Special Issue Information

Dear Colleagues,

This Special Issue tries to capture the recent advances in 3D capture technology by fusing data from multiple sensors (be it cameras, inertial, infrared or depth sensors) to produce high-quality 3D human representations (i.e., 3D motion, shape, appearance, performance, and activity).

Nowadays, given the ubiquity of consumer-grade capturing devices, in conjunction with the revolutionary advance of today’s powerful and efficient processing capacities (i.e., modern GPUs and even newer alternatives for efficient on-device hardware solutions), 3D human capturing can be characterized as one of the most beneficial and emerging technologies. The newest generation of commodity low-cost sensing devices are typically capable of capturing a multitude of different modalities (i.e., color, infrared, orientation, structure, as well as higher-level information like device pose or human motion).

These technologies will greatly influence a number of industrial sectors like gaming, creative industries (media, marketing, and the overall XR spectrum), film (VFX), and the enabling of new forms of human–computer interactions. Human perception and understanding as well as their accurate visual representations are important objectives for these industries.

With respect to the wider media sector, current immersive experiences allow for three degrees of freedom—3DOF (omnidirectional)—viewing, but the development of new presentations means (VR HMDs as well as new 3D TVs/displays) will steer their evolution towards 3DOF+ (allowing for limited translations) and 6DOF (unrestricted viewpoint selection) experiences.

From a systemic point of view, the integration of multiple modalities (either homogeneous or heterogeneous) is a challenging task that needs to address issues like spatial and/or temporal alignment, multi-modal sensor fusion (either direct or indirect using a priori knowledge), and real-time operational capacity.
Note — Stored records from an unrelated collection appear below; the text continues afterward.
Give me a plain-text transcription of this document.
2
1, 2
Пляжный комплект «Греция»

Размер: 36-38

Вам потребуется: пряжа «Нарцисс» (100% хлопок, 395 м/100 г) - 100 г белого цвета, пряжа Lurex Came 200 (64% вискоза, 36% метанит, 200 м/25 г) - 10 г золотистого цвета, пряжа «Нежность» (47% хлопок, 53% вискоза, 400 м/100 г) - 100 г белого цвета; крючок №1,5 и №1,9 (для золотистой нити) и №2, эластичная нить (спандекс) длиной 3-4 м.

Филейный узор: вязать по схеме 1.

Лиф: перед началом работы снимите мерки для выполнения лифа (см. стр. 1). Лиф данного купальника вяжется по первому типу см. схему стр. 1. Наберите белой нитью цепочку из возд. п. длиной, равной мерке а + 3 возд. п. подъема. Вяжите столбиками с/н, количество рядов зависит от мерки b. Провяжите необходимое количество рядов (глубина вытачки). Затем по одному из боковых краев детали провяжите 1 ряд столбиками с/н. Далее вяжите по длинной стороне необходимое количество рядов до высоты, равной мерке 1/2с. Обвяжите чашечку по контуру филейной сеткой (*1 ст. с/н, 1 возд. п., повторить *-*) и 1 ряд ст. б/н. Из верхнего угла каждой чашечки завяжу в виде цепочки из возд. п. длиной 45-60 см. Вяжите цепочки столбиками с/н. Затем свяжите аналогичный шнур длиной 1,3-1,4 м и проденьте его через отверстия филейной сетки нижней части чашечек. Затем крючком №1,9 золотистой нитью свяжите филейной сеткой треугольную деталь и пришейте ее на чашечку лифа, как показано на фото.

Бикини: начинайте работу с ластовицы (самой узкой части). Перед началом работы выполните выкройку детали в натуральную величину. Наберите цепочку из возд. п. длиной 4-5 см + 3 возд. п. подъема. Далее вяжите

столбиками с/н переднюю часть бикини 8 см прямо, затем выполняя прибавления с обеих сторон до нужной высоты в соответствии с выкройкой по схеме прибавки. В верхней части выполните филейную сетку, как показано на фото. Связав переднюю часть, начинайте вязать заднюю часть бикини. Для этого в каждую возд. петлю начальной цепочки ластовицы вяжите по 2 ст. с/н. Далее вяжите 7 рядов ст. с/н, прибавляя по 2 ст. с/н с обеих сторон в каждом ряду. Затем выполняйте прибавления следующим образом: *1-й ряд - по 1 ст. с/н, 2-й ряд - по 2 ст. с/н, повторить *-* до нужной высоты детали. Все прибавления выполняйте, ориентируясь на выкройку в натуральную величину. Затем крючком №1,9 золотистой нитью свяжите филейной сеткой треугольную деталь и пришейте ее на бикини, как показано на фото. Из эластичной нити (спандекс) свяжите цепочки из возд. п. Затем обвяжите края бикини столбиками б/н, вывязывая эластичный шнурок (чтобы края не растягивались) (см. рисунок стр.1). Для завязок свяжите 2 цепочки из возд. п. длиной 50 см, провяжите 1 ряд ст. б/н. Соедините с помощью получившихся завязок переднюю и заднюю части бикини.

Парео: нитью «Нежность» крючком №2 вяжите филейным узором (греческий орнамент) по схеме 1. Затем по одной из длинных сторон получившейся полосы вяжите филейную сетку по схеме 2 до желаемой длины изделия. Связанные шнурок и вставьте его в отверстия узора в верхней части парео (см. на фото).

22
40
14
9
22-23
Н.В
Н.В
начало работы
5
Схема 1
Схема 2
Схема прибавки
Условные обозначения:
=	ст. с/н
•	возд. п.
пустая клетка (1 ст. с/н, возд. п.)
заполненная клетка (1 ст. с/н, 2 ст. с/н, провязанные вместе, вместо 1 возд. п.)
Additionally, operating in real-world conditions imposes extra challenges besides real-time performance like limited power usage, constrained deployment capabilities, and the necessary robustness. This is further accentuated by the need to commercialize this technology and thus utilize low-cost sensors in an efficient and effective manner. Though recent advances in sensor technology have managed to reduce sensor costs, they cannot overcome the inherent limitations of each modality. The need to develop robust systems still necessitates sensor fusion techniques. Therefore, the design of multi-modal and/or multi-sensor systems requires the maturing of existing, and the development of new, technologies.

As demonstrated by recent research, sensor information fusion can greatly increase the accuracy and performance of such systems as multi-modality usually offers complementarity. While depth sensing provides 3D information, its commercial counterparts do it at the cost of accuracy and resolution that modern miniaturized cameras have mostly addressed. On the other hand, it can better handle color variations (textures and lighting changes) compared to traditional color cameras. Similarly, while inertial units provide live orientation information, their global spatial alignment is an issue that can be guided by depth sensors while at the same time guaranteeing drift-free data collection. Furthermore, deep networks have started showcasing promising performance in terms of domain alignment and transfer learning, paving the way for their exploitation in the context of sensor fusion. Nonetheless, more research is needed to mature their applicability and allow for multi-sensor data training and/or incorporation of prior modality knowledge when operating in a multi-modal manner.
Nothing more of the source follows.